Untitled Notes

The task involves determining the weight difference between the heaviest toy car and each of the other toy cars, given the following information:

To find the weight of each of the other three cars, we can use the formula for the total weight:

Let:
- The weight of one of the other cars be denoted as $x$ .
Write the equation for total weight:
- The equation can be expressed as:
$1 + 3x = 3.85$
- Here, 1 is the weight of the heaviest car, and the term $3x$ accounts for the total weight of the other three cars.
Solve for x:
- To solve for $x$ , we can rearrange the equation:
$3x = 3.85 - 1$
$3x = 2.85$

- Now dividing both sides by 3 gives:
$x = \frac{2.85}{3}$
$x = 0.95 ext{ lbs}$
Calculate the weight difference:
- Now, we find the difference between the heaviest car and one of the other cars:
$ext{Difference} = 1 - 0.95 = 0.05 ext{ lbs}$

Thus, the heaviest car weighs 0.05 lbs more than one of the other toy cars.

This task involves evaluating the sum formula given by:

$ext{Evaluate: } ext{Σ} (5k + 8)$
With the index running from k = 1 to k = n (where n is unspecified in the transcript).

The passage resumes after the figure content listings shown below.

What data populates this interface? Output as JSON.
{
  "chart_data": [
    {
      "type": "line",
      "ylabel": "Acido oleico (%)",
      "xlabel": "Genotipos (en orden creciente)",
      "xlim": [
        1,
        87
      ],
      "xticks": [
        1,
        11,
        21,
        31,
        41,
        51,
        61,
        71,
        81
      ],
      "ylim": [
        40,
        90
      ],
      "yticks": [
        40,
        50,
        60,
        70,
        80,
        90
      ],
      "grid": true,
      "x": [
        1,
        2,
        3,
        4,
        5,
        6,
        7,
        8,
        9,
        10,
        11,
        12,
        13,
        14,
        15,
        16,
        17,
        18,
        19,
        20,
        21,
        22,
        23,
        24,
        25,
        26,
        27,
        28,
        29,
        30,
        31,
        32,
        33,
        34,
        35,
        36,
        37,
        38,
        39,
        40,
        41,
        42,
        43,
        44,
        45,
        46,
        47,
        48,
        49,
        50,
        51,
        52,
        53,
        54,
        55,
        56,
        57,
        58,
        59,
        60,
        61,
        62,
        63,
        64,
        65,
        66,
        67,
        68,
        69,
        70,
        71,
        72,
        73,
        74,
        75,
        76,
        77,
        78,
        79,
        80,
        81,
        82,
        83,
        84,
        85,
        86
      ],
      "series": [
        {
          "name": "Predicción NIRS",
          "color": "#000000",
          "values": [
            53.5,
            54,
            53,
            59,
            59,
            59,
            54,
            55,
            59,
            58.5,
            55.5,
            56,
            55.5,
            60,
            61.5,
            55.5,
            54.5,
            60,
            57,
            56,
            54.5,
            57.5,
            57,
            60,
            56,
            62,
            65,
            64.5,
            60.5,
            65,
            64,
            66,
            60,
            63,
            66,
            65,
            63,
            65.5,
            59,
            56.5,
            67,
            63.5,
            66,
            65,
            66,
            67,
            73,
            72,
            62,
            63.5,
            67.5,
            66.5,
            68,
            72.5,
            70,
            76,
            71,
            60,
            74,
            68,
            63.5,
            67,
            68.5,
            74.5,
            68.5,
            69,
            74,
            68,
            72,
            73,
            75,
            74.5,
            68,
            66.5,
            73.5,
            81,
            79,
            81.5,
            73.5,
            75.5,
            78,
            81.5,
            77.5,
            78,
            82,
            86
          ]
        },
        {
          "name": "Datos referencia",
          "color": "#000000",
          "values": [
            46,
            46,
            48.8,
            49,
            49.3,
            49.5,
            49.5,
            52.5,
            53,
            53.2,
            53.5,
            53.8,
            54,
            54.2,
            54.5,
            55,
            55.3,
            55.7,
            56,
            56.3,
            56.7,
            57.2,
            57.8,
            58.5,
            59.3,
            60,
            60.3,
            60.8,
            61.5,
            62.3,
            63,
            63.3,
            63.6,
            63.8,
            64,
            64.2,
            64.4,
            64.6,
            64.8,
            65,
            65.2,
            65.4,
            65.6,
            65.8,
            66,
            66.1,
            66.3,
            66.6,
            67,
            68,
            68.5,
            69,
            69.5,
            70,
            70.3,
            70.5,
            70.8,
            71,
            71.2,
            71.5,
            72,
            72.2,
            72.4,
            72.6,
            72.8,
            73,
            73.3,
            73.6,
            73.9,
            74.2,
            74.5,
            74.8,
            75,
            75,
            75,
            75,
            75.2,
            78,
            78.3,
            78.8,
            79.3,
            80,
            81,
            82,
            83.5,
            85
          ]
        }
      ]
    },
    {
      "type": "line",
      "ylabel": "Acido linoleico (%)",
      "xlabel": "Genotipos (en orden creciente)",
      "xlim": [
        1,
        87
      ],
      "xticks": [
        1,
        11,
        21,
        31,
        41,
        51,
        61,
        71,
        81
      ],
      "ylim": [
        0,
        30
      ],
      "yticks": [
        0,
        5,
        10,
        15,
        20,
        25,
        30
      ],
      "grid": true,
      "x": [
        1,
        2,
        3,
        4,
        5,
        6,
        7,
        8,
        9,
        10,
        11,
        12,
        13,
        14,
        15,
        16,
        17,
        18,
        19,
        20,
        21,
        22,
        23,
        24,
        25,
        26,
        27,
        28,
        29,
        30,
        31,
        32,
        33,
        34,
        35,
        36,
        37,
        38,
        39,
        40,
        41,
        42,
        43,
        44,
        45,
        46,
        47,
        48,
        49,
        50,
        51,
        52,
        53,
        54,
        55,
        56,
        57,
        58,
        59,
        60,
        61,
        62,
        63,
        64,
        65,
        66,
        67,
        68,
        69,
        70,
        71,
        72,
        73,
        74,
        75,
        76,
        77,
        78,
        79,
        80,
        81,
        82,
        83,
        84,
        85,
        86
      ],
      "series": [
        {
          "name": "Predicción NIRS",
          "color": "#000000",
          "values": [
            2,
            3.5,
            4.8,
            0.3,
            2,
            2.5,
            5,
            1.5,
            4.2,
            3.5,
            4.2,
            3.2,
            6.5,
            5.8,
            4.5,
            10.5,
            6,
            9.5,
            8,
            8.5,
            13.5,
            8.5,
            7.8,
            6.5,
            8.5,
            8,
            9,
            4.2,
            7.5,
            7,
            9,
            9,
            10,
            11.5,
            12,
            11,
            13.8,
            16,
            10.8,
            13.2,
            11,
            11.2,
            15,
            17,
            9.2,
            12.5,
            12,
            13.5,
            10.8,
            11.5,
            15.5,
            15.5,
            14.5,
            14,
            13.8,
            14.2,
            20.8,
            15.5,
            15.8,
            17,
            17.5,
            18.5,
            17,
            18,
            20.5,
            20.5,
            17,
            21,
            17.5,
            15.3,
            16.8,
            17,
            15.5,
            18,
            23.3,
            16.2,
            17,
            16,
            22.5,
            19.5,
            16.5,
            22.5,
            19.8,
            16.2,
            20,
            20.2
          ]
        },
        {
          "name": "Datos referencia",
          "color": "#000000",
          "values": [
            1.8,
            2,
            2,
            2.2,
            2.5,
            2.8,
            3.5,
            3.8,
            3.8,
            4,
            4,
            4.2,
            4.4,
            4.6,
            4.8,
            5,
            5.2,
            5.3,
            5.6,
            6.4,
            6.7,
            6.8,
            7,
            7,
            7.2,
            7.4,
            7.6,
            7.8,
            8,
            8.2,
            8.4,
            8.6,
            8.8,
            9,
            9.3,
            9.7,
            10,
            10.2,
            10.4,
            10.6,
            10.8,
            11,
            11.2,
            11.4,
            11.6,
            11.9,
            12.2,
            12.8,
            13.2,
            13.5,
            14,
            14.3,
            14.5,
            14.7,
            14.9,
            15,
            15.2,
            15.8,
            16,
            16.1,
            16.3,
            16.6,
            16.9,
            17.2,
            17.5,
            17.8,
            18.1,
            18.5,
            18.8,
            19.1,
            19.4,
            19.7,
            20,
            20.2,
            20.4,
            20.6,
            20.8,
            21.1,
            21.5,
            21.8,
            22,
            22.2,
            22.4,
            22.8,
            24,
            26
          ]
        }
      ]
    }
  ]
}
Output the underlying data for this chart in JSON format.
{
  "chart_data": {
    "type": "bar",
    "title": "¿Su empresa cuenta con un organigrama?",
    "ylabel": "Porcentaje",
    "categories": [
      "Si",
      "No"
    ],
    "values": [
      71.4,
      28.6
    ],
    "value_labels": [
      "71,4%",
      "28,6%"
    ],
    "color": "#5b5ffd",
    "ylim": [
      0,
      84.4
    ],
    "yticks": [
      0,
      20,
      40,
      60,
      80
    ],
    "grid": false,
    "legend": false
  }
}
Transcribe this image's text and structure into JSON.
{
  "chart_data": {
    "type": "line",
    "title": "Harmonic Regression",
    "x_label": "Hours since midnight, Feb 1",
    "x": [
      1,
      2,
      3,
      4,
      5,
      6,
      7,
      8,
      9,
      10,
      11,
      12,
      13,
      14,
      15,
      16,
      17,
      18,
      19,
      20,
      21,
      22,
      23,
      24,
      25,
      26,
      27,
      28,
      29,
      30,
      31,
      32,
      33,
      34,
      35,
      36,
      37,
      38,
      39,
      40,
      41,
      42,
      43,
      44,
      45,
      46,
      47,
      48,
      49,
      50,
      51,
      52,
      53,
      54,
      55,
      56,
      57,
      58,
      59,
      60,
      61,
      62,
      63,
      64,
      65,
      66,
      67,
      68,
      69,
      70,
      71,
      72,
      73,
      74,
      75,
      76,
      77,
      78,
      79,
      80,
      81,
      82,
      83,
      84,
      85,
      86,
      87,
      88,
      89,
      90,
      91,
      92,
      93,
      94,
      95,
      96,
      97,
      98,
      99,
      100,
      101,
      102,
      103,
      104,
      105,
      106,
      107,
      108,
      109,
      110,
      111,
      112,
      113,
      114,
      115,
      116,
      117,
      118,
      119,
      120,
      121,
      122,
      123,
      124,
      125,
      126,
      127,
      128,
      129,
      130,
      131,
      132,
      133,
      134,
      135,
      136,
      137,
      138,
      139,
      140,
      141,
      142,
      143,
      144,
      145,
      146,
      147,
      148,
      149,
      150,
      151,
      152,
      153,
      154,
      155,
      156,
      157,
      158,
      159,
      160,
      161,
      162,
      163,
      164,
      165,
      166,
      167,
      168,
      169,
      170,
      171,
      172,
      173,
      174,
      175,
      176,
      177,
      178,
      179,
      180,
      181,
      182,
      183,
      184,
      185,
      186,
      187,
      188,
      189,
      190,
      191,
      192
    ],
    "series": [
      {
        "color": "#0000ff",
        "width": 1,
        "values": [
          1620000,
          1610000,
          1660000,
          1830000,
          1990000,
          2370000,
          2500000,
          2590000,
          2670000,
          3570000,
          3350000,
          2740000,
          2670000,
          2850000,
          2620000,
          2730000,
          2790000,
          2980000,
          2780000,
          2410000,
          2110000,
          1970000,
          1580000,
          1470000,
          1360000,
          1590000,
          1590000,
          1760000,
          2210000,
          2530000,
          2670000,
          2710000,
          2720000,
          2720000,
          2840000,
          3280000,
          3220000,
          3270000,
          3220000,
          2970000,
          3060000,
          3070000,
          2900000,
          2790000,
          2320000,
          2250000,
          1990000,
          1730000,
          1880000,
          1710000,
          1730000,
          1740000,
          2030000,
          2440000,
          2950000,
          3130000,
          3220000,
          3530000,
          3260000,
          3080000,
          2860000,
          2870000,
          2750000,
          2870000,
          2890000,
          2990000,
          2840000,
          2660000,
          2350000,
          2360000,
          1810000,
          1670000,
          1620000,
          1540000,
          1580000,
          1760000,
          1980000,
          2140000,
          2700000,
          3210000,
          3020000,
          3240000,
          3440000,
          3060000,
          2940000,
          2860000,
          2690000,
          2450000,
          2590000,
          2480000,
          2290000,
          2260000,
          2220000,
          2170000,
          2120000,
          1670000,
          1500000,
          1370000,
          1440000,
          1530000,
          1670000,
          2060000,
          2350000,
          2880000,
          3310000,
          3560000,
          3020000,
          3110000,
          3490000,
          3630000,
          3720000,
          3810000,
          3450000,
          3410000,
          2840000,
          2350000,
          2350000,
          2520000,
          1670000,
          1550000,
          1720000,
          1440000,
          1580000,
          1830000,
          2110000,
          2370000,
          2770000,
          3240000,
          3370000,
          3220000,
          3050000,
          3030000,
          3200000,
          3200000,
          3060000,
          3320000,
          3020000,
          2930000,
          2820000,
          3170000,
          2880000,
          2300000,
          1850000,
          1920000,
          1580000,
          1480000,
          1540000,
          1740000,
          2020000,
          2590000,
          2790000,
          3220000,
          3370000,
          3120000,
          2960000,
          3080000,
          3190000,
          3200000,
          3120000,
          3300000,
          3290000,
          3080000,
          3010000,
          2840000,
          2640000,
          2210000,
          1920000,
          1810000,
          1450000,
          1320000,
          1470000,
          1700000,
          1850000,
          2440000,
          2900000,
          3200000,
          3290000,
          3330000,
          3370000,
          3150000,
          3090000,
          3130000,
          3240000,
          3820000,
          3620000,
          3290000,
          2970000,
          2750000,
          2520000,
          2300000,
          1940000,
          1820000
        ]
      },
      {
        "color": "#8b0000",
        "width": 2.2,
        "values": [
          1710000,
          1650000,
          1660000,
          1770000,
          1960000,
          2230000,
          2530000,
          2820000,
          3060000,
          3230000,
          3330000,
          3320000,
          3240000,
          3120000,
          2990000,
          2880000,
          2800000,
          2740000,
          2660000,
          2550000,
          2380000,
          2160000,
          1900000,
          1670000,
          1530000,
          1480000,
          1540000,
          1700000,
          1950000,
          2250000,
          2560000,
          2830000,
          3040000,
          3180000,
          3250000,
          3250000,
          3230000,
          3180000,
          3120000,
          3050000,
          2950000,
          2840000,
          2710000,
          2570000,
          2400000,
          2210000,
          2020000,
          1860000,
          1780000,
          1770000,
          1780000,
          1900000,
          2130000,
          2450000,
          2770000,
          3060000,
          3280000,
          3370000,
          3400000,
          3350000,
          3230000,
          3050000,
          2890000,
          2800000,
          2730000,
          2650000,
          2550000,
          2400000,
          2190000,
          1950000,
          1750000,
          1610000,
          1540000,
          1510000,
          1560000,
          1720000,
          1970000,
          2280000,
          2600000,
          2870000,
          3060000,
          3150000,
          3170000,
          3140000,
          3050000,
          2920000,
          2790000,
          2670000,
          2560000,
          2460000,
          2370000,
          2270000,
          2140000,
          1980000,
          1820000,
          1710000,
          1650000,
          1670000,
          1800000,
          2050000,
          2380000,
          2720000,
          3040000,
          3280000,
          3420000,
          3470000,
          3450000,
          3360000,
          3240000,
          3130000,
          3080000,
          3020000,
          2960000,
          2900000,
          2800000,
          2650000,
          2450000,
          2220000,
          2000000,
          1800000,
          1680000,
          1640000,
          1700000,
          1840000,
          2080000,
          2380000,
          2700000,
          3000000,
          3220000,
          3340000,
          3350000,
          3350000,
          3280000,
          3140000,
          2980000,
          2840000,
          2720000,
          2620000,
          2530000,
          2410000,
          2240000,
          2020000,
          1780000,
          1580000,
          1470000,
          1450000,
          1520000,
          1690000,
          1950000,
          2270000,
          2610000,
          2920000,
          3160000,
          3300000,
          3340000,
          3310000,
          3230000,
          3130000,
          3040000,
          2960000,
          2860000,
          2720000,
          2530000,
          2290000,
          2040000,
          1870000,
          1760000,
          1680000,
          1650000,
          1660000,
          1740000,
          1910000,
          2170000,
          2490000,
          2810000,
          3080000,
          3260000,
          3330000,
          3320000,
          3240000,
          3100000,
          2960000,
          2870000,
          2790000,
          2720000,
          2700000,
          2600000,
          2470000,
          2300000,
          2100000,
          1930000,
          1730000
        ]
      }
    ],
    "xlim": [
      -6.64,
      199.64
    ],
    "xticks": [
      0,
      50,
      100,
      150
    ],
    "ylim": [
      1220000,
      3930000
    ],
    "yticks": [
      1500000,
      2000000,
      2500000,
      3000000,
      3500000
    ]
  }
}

Assuming the sum is for a specific upper limit, we will evaluate it for the given limit.

Evaluate for k=1:
- When $k = 1$ :
$5(1) + 8 = 5 + 8 = 13$
Assuming an upper limit of n = 9:
 - This means we will keep adding for k = 1 to 9:
$ext{Σ}{k=1}^{9} (5k + 8) = ext{Σ}{k=1}^{9}(5k) + ext{Σ}{k=1}^{9}(8)$ - The first summation $ext{Σ}{k=1}^{9} 5k$ can be computed as:
$5 ext{Σ}{k=1}^{9} k$ - The sum of the first n natural numbers is given by the formula: $ext{Σ}{k=1}^{n} k = \frac{n(n + 1)}{2}$
 - Thus, for n = 9:
$ext{Σ}{k=1}^{9} k = \frac{9(9 + 1)}{2} = \frac{9 imes 10}{2} = 45$ - Therefore, $ext{Σ}{k=1}^{9} 5k = 5 imes 45 = 225$
Evaluate the constant summation:
- Now, for the second summation:
$ext{Σ}_{k=1}^{9} 8 = 8 imes 9 = 72$
Combine the results:
- Finally, we can combine both parts:
$ext{Σ}_{k=1}^{9} (5k + 8) = 225 + 72 = 297$

Therefore, the final sum evaluated is 297.